Page:Nerval - Les Illuminés, 1852.djvu/97

Cette page a été validée par deux contributeurs.

À l’une des extrémités, appelée la Porte là-haut, en traversant un ruisseau nommé la Farge, on trouve l’enclos de Labretone, dont les murs blancs se dessinent sur un horizon de bois et de collines vertes. C’est là qu’était né Nicolas Restif, dont le grand-père, homme instruit et allié à la magistrature, se croyait descendant de l’empereur Pertinax. Il est permis de croire que la généalogie qu’il avait dressée à cet effet n’était qu’un jeu d’esprit destiné à ridiculiser les prétentions de quelques gentilshommes, ses voisins, qu’il recevait à sa table. Quoi qu’il en soit, la famille des Restif était considérée dans le pays autant par son aisance que par ses relations ; plusieurs de ses membres appartenaient à l’église : on songea d’abord à lancer le jeune Nicolas dans cette carrière, mais son naturel indépendant et même un peu sauvage contraria longtemps cette idée. Il ne se plaisait qu’au milieu des bergers, dans les bois de Saci et de Nitri, partageant leur vie errante et leurs fatigues. Il avait douze ans environ, quand ce goût se trouva favorisé par une circonstance imprévue. Le berger de son père, qui s’appelait Jaquot, partit tout à coup, sans mot dire, pour le pèlerinage du mont Saint-Michel, qui était pour les jeunes gens du pays comme celui de sainte Reine pour les filles. Un garçon qui n’était pas allé au mont Saint-Michel était regardé comme un poltron. De même, il paraissait manquer quelque chose à la pudeur d’une jeune fille qui n’avait pas visité le tombeau de la belle reine Alise, la vierge des vierges.

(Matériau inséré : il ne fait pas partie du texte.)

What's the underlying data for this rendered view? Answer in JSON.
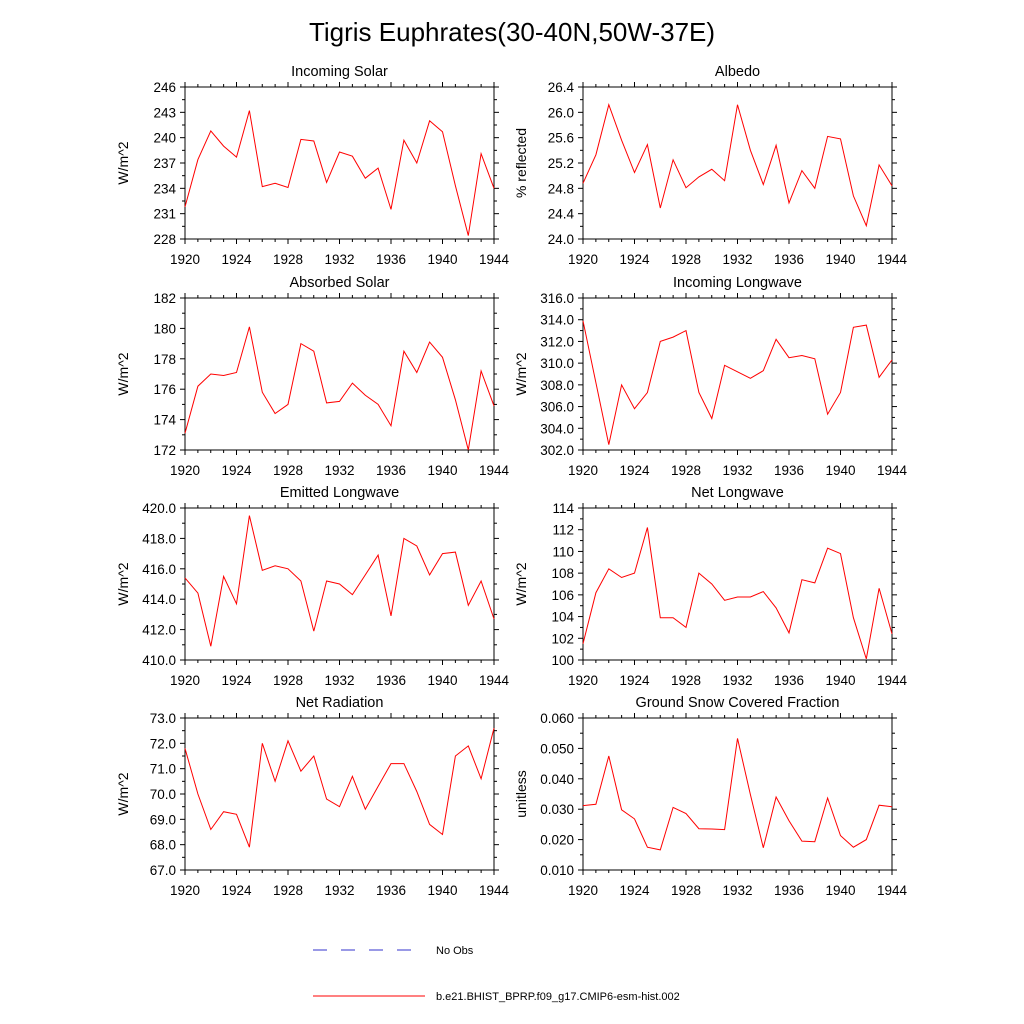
{
  "figure": {
    "title": "Tigris Euphrates(30-40N,50W-37E)"
  },
  "legend": {
    "obs_label": "No Obs",
    "obs_color": "#3333cc",
    "model_label": "b.e21.BHIST_BPRP.f09_g17.CMIP6-esm-hist.002",
    "model_color": "#ff0000"
  },
  "chart_data": [
    {
      "type": "line",
      "title": "Incoming Solar",
      "ylabel": "W/m^2",
      "xlim": [
        1920,
        1944
      ],
      "ylim": [
        228,
        246
      ],
      "xticks": [
        1920,
        1924,
        1928,
        1932,
        1936,
        1940,
        1944
      ],
      "yticks": [
        "228",
        "231",
        "234",
        "237",
        "240",
        "243",
        "246"
      ],
      "x": [
        1920,
        1921,
        1922,
        1923,
        1924,
        1925,
        1926,
        1927,
        1928,
        1929,
        1930,
        1931,
        1932,
        1933,
        1934,
        1935,
        1936,
        1937,
        1938,
        1939,
        1940,
        1941,
        1942,
        1943,
        1944
      ],
      "series": [
        {
          "values": [
            231.8,
            237.4,
            240.8,
            239.0,
            237.7,
            243.2,
            234.2,
            234.6,
            234.1,
            239.8,
            239.6,
            234.7,
            238.3,
            237.8,
            235.2,
            236.4,
            231.5,
            239.7,
            237.0,
            242.0,
            240.7,
            234.3,
            228.4,
            238.1,
            234.0
          ]
        }
      ]
    },
    {
      "type": "line",
      "title": "Albedo",
      "ylabel": "% reflected",
      "xlim": [
        1920,
        1944
      ],
      "ylim": [
        24.0,
        26.4
      ],
      "xticks": [
        1920,
        1924,
        1928,
        1932,
        1936,
        1940,
        1944
      ],
      "yticks": [
        "24.0",
        "24.4",
        "24.8",
        "25.2",
        "25.6",
        "26.0",
        "26.4"
      ],
      "x": [
        1920,
        1921,
        1922,
        1923,
        1924,
        1925,
        1926,
        1927,
        1928,
        1929,
        1930,
        1931,
        1932,
        1933,
        1934,
        1935,
        1936,
        1937,
        1938,
        1939,
        1940,
        1941,
        1942,
        1943,
        1944
      ],
      "series": [
        {
          "values": [
            24.88,
            25.33,
            26.12,
            25.56,
            25.05,
            25.49,
            24.49,
            25.25,
            24.81,
            24.98,
            25.1,
            24.92,
            26.12,
            25.4,
            24.86,
            25.48,
            24.57,
            25.08,
            24.8,
            25.62,
            25.58,
            24.68,
            24.21,
            25.17,
            24.84
          ]
        }
      ]
    },
    {
      "type": "line",
      "title": "Absorbed Solar",
      "ylabel": "W/m^2",
      "xlim": [
        1920,
        1944
      ],
      "ylim": [
        172,
        182
      ],
      "xticks": [
        1920,
        1924,
        1928,
        1932,
        1936,
        1940,
        1944
      ],
      "yticks": [
        "172",
        "174",
        "176",
        "178",
        "180",
        "182"
      ],
      "x": [
        1920,
        1921,
        1922,
        1923,
        1924,
        1925,
        1926,
        1927,
        1928,
        1929,
        1930,
        1931,
        1932,
        1933,
        1934,
        1935,
        1936,
        1937,
        1938,
        1939,
        1940,
        1941,
        1942,
        1943,
        1944
      ],
      "series": [
        {
          "values": [
            173.1,
            176.2,
            177.0,
            176.9,
            177.1,
            180.1,
            175.8,
            174.4,
            175.0,
            179.0,
            178.5,
            175.1,
            175.2,
            176.4,
            175.6,
            175.0,
            173.6,
            178.5,
            177.1,
            179.1,
            178.1,
            175.3,
            172.0,
            177.2,
            174.9
          ]
        }
      ]
    },
    {
      "type": "line",
      "title": "Incoming Longwave",
      "ylabel": "W/m^2",
      "xlim": [
        1920,
        1944
      ],
      "ylim": [
        302,
        316
      ],
      "xticks": [
        1920,
        1924,
        1928,
        1932,
        1936,
        1940,
        1944
      ],
      "yticks": [
        "302.0",
        "304.0",
        "306.0",
        "308.0",
        "310.0",
        "312.0",
        "314.0",
        "316.0"
      ],
      "x": [
        1920,
        1921,
        1922,
        1923,
        1924,
        1925,
        1926,
        1927,
        1928,
        1929,
        1930,
        1931,
        1932,
        1933,
        1934,
        1935,
        1936,
        1937,
        1938,
        1939,
        1940,
        1941,
        1942,
        1943,
        1944
      ],
      "series": [
        {
          "values": [
            313.9,
            308.2,
            302.5,
            308.0,
            305.8,
            307.3,
            312.0,
            312.4,
            313.0,
            307.3,
            304.9,
            309.8,
            309.2,
            308.6,
            309.3,
            312.2,
            310.5,
            310.7,
            310.4,
            305.3,
            307.3,
            313.3,
            313.5,
            308.7,
            310.3
          ]
        }
      ]
    },
    {
      "type": "line",
      "title": "Emitted Longwave",
      "ylabel": "W/m^2",
      "xlim": [
        1920,
        1944
      ],
      "ylim": [
        410,
        420
      ],
      "xticks": [
        1920,
        1924,
        1928,
        1932,
        1936,
        1940,
        1944
      ],
      "yticks": [
        "410.0",
        "412.0",
        "414.0",
        "416.0",
        "418.0",
        "420.0"
      ],
      "x": [
        1920,
        1921,
        1922,
        1923,
        1924,
        1925,
        1926,
        1927,
        1928,
        1929,
        1930,
        1931,
        1932,
        1933,
        1934,
        1935,
        1936,
        1937,
        1938,
        1939,
        1940,
        1941,
        1942,
        1943,
        1944
      ],
      "series": [
        {
          "values": [
            415.4,
            414.4,
            410.9,
            415.5,
            413.7,
            419.5,
            415.9,
            416.2,
            416.0,
            415.2,
            411.9,
            415.2,
            415.0,
            414.3,
            415.6,
            416.9,
            412.9,
            418.0,
            417.5,
            415.6,
            417.0,
            417.1,
            413.6,
            415.2,
            412.7
          ]
        }
      ]
    },
    {
      "type": "line",
      "title": "Net Longwave",
      "ylabel": "W/m^2",
      "xlim": [
        1920,
        1944
      ],
      "ylim": [
        100,
        114
      ],
      "xticks": [
        1920,
        1924,
        1928,
        1932,
        1936,
        1940,
        1944
      ],
      "yticks": [
        "100",
        "102",
        "104",
        "106",
        "108",
        "110",
        "112",
        "114"
      ],
      "x": [
        1920,
        1921,
        1922,
        1923,
        1924,
        1925,
        1926,
        1927,
        1928,
        1929,
        1930,
        1931,
        1932,
        1933,
        1934,
        1935,
        1936,
        1937,
        1938,
        1939,
        1940,
        1941,
        1942,
        1943,
        1944
      ],
      "series": [
        {
          "values": [
            101.5,
            106.2,
            108.4,
            107.6,
            108.0,
            112.2,
            103.9,
            103.9,
            103.0,
            108.0,
            107.0,
            105.5,
            105.8,
            105.8,
            106.3,
            104.8,
            102.5,
            107.4,
            107.1,
            110.3,
            109.8,
            103.9,
            100.1,
            106.6,
            102.4
          ]
        }
      ]
    },
    {
      "type": "line",
      "title": "Net Radiation",
      "ylabel": "W/m^2",
      "xlim": [
        1920,
        1944
      ],
      "ylim": [
        67,
        73
      ],
      "xticks": [
        1920,
        1924,
        1928,
        1932,
        1936,
        1940,
        1944
      ],
      "yticks": [
        "67.0",
        "68.0",
        "69.0",
        "70.0",
        "71.0",
        "72.0",
        "73.0"
      ],
      "x": [
        1920,
        1921,
        1922,
        1923,
        1924,
        1925,
        1926,
        1927,
        1928,
        1929,
        1930,
        1931,
        1932,
        1933,
        1934,
        1935,
        1936,
        1937,
        1938,
        1939,
        1940,
        1941,
        1942,
        1943,
        1944
      ],
      "series": [
        {
          "values": [
            71.8,
            70.0,
            68.6,
            69.3,
            69.2,
            67.9,
            72.0,
            70.5,
            72.1,
            70.9,
            71.5,
            69.8,
            69.5,
            70.7,
            69.4,
            70.3,
            71.2,
            71.2,
            70.1,
            68.8,
            68.4,
            71.5,
            71.9,
            70.6,
            72.6
          ]
        }
      ]
    },
    {
      "type": "line",
      "title": "Ground Snow Covered Fraction",
      "ylabel": "unitless",
      "xlim": [
        1920,
        1944
      ],
      "ylim": [
        0.01,
        0.06
      ],
      "xticks": [
        1920,
        1924,
        1928,
        1932,
        1936,
        1940,
        1944
      ],
      "yticks": [
        "0.010",
        "0.020",
        "0.030",
        "0.040",
        "0.050",
        "0.060"
      ],
      "x": [
        1920,
        1921,
        1922,
        1923,
        1924,
        1925,
        1926,
        1927,
        1928,
        1929,
        1930,
        1931,
        1932,
        1933,
        1934,
        1935,
        1936,
        1937,
        1938,
        1939,
        1940,
        1941,
        1942,
        1943,
        1944
      ],
      "series": [
        {
          "values": [
            0.0312,
            0.0316,
            0.0475,
            0.0298,
            0.0268,
            0.0175,
            0.0166,
            0.0306,
            0.0286,
            0.0236,
            0.0235,
            0.0233,
            0.0533,
            0.0348,
            0.0173,
            0.034,
            0.0262,
            0.0195,
            0.0193,
            0.0337,
            0.0213,
            0.0175,
            0.02,
            0.0313,
            0.0308
          ]
        }
      ]
    }
  ]
}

Jaquot parti, le troupeau se trouva sans gardien. Nicolas s’offrit bien vite à le remplacer. Les parents hésitaient : l’enfant était si jeune, et les loups se montraient souvent dans le voisinage ; mais enfin on manquait de monde à la ferme, le voyage de Jaquot ne devait durer que quinze jours : on nomma Nicolas berger intérimaire.